Al di là della valenza artistica dell’opera, le cui disquisizioni rimandiamo ad altre sedi, ciò che è interessante in questo ragionamento è che l’artista ha sentito la necessità di rassicurare il pubblico con un’opera anche fisica. “Human One” include sì la tecnologia della blockchain, ma diviene anche un oggetto tridimensionale, in grado di occupare uno spazio e di interagire con esso. E, a quanto pare, l’opera continuerà ad essere aggiornata dall’autore stesso fintanto che quest’ultimo lo riterrà opportuno, in un insolito dialogo tra artista e fruitore.
Arte e Mercato: l’eterna alchimia
Tanti sono stati i tentativi dell’arte digitale di uscire dalla ristretta nicchia di appassionati relegati tra festival ed eventi online. Questa volta – forse complice l’accelerazione tecnologica a cui il lockdown ci ha abituati o, piuttosto, a causa di un mercato annoiato in cerca di nuove bolle speculative – sta di fatto che la Cryproarte è uscita dal Metaverso e l’estabishment del settore dell’arte convenzionale è stato costretto a tenerne conto. Tutto l’ambiente ha cominciato a chiedersi quali potrebbero essere le direzioni, estetiche ma anche economiche, che convoglieranno gli interessi della generazione Alpha.
La Crypto Art, attraverso un impatto che ha stravolto il mercato, è riuscita ad imporre all’attenzione, se non la qualità intrinseca dell’arte digitale, quantomeno il suo fenomeno. Non è forse ancora maturo il tempo in cui la distanza ci consente una lettura storico-artistica e qualitativa delle opere in NFT, ma sicuramente quanto accaduto è sufficiente a palesarci alcune domande. Una moda, nata in un illusoriamente lontano 2018, vedeva scambi amatoriali di file in 2D o 3D attraverso l’uso di cryptovalute sui marketpalce on line ed era circoscritta agli ambienti di programmatori, designer e grafici. Una tendenza, che si proponeva come alternativa, è emersa e si è imposta proprio grazie a quel sistema che apparentemente stava contestando: il mercato.

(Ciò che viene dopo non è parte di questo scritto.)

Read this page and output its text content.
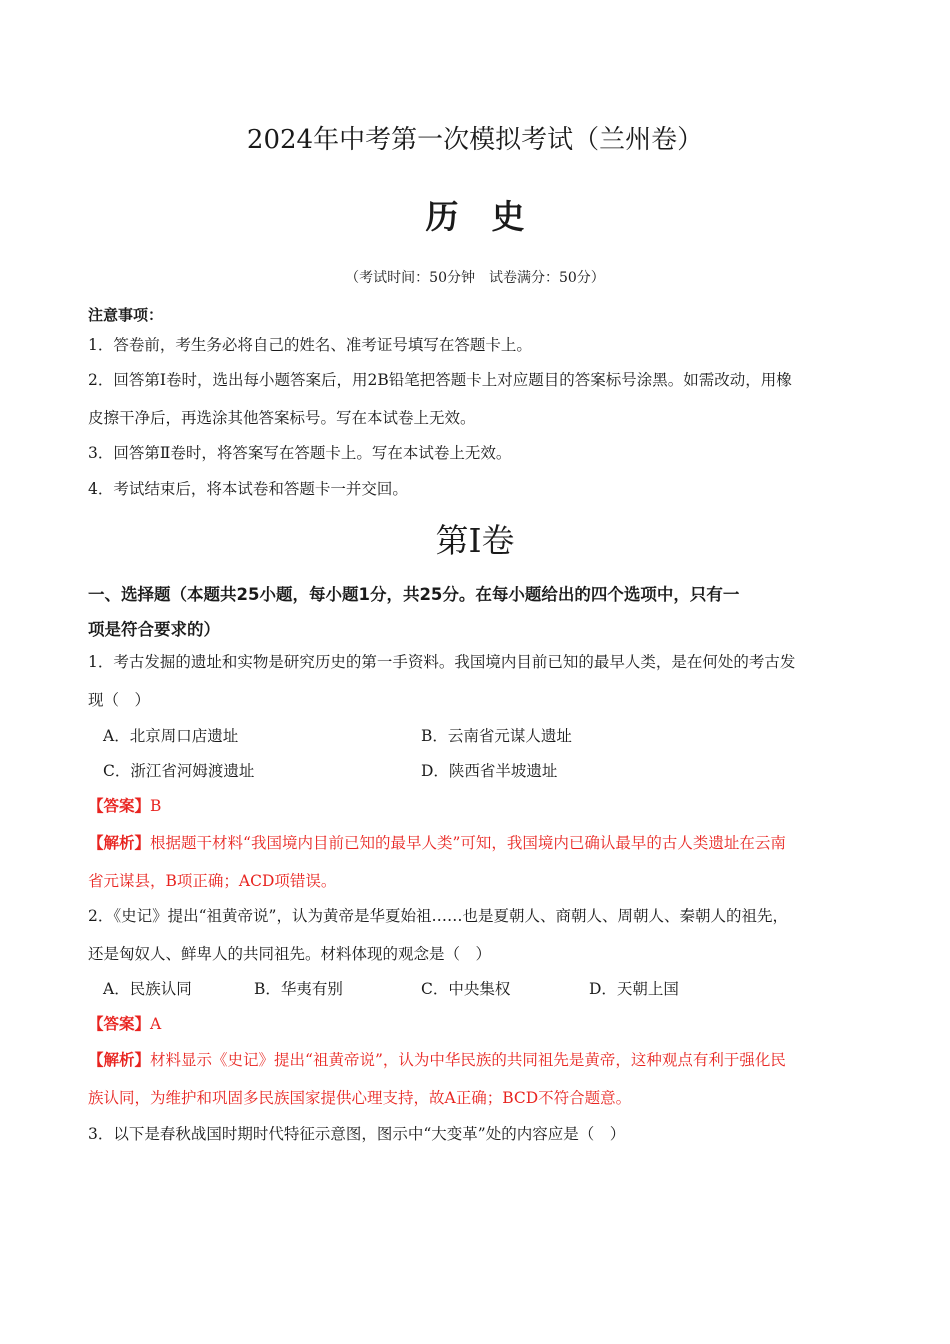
2024年中考第一次模拟考试（兰州卷）
历　史
（考试时间：50分钟　试卷满分：50分）
注意事项：
1．答卷前，考生务必将自己的姓名、准考证号填写在答题卡上。
2．回答第Ⅰ卷时，选出每小题答案后，用2B铅笔把答题卡上对应题目的答案标号涂黑。如需改动，用橡
皮擦干净后，再选涂其他答案标号。写在本试卷上无效。
3．回答第Ⅱ卷时，将答案写在答题卡上。写在本试卷上无效。
4．考试结束后，将本试卷和答题卡一并交回。
第Ⅰ卷
一、选择题（本题共25小题，每小题1分，共25分。在每小题给出的四个选项中，只有一
项是符合要求的）
1．考古发掘的遗址和实物是研究历史的第一手资料。我国境内目前已知的最早人类，是在何处的考古发
现（　）
A．北京周口店遗址	B．云南省元谋人遗址
C．浙江省河姆渡遗址	D．陕西省半坡遗址
【答案】B
【解析】根据题干材料“我国境内目前已知的最早人类”可知，我国境内已确认最早的古人类遗址在云南
省元谋县，B项正确；ACD项错误。
2．《史记》提出“祖黄帝说”，认为黄帝是华夏始祖……也是夏朝人、商朝人、周朝人、秦朝人的祖先，
还是匈奴人、鲜卑人的共同祖先。材料体现的观念是（　）
A．民族认同	B．华夷有别	C．中央集权	D．天朝上国
【答案】A
【解析】材料显示《史记》提出“祖黄帝说”，认为中华民族的共同祖先是黄帝，这种观点有利于强化民
族认同，为维护和巩固多民族国家提供心理支持，故A正确；BCD不符合题意。
3．以下是春秋战国时期时代特征示意图，图示中“大变革”处的内容应是（　）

Forse, oltre che riflettere sulla natura e la qualità di ciò che è e resta una tecnica artistica – e come tale segue gli umori dei tempi – la domanda che dovremmo porci, considerando anche quanto già accaduto con il successo dell’opera di Jeff Koons e, prima ancora, dell’influenza che Andy Warhol ha avuto, è proprio quanto peso abbia il fattore economico come elemento discriminante del valore di un prodotto artistico.